Кириллов презрительно оглядел его.

— Вот, видите ли, — продолжал Петр Степанович, всё более и более сердясь и беспокоясь и не находя надлежащего тона, — вы хотите, чтоб я ушел, для уединения, чтобы сосредоточиться; но всё это опасные признаки для вас же, для вас же первого. Вы хотите много думать. По-моему, лучше бы не думать, а так. И вы, право, меня беспокоите.

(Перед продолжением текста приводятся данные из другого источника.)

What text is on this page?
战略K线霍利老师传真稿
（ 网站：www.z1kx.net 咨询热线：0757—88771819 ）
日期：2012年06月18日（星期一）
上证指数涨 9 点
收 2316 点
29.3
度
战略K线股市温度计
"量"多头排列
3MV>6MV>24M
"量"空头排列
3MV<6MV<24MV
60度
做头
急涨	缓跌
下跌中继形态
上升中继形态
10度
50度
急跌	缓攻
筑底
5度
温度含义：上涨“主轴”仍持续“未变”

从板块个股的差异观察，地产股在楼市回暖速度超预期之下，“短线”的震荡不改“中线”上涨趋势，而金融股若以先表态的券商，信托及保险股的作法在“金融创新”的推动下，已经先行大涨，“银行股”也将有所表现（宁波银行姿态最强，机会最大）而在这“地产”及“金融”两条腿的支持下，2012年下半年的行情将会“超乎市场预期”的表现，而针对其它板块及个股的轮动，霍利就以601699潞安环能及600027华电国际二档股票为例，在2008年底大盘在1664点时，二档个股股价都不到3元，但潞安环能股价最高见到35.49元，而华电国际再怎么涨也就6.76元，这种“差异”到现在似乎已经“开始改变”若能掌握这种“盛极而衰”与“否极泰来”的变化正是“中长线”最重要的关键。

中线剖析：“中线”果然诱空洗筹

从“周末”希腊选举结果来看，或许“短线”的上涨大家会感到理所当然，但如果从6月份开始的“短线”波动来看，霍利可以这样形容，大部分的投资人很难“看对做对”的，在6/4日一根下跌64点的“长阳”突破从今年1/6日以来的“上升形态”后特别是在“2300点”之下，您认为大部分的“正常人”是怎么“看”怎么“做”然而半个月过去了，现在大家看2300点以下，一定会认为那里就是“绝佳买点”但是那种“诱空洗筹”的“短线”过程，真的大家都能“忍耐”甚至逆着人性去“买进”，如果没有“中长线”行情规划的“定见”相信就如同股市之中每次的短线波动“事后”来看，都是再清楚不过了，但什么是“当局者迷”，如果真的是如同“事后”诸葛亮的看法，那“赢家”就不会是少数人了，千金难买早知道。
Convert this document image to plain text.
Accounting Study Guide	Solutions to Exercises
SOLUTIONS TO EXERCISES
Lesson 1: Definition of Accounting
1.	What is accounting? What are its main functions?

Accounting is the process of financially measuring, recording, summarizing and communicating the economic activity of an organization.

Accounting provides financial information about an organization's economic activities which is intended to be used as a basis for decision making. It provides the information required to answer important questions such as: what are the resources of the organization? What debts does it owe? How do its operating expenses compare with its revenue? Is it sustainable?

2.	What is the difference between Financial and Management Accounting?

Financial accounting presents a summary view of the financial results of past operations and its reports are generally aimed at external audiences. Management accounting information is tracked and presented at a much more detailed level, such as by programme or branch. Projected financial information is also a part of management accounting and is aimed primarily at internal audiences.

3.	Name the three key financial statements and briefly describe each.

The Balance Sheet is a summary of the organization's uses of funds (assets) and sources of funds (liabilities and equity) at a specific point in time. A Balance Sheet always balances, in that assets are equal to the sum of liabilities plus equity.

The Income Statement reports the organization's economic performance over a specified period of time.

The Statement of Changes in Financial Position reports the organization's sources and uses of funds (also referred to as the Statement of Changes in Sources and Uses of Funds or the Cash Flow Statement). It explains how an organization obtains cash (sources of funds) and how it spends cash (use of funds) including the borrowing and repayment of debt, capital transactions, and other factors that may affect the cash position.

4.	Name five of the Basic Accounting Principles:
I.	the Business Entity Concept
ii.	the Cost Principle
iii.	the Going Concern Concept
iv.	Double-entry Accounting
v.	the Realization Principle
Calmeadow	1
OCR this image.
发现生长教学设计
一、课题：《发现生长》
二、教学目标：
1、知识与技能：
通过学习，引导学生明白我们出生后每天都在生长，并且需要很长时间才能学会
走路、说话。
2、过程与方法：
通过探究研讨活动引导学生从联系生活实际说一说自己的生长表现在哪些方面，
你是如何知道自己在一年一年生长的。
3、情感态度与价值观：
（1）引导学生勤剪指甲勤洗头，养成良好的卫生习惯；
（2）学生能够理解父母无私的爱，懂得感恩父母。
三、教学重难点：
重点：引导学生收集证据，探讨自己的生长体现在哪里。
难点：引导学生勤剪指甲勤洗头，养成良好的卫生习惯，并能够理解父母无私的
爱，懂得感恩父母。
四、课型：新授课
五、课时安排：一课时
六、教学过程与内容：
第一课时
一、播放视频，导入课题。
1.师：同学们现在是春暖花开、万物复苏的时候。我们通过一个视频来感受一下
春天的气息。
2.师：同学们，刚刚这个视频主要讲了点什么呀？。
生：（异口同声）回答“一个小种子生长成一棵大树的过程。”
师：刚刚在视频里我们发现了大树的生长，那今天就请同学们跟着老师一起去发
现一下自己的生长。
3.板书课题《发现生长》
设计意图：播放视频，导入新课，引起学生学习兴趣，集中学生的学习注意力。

— Мне только одно очень скверно, что в ту минуту будет подле меня гадина, как вы.

— Ну, это-то всё равно. Я, пожалуй, в то время выйду и постою на крыльце. Если вы умираете и так неравнодушны, то… всё это очень опасно. Я выйду на крыльцо, и предположите, что я ничего не понимаю и что я безмерно ниже вас человек.

— Нет, вы не безмерно; вы со способностями, но очень много не понимаете, потому что вы низкий человек.

— Очень рад, очень рад. Я уже сказал, что очень рад доставить развлечение… в такую минуту.

— Вы ничего не понимаете.

— То есть я… во всяком случае я слушаю с уважением.

— Вы ничего не можете; вы даже теперь мелкой злобы спрятать не можете, хоть вам и невыгодно показывать. Вы меня разозлите, и я вдруг захочу еще полгода.

Петр Степанович посмотрел на часы.

— Я ничего никогда не понимал в вашей теории, но знаю, что вы не для нас ее выдумали, стало быть, и без нас исполните. Знаю тоже, что не вы съели идею, а вас съела идея, стало быть, и не отложите.

— Как? Меня съела идея?

— Да.

— А не я съел идею? Это хорошо. У вас есть маленький ум. Только вы дразните, а я горжусь.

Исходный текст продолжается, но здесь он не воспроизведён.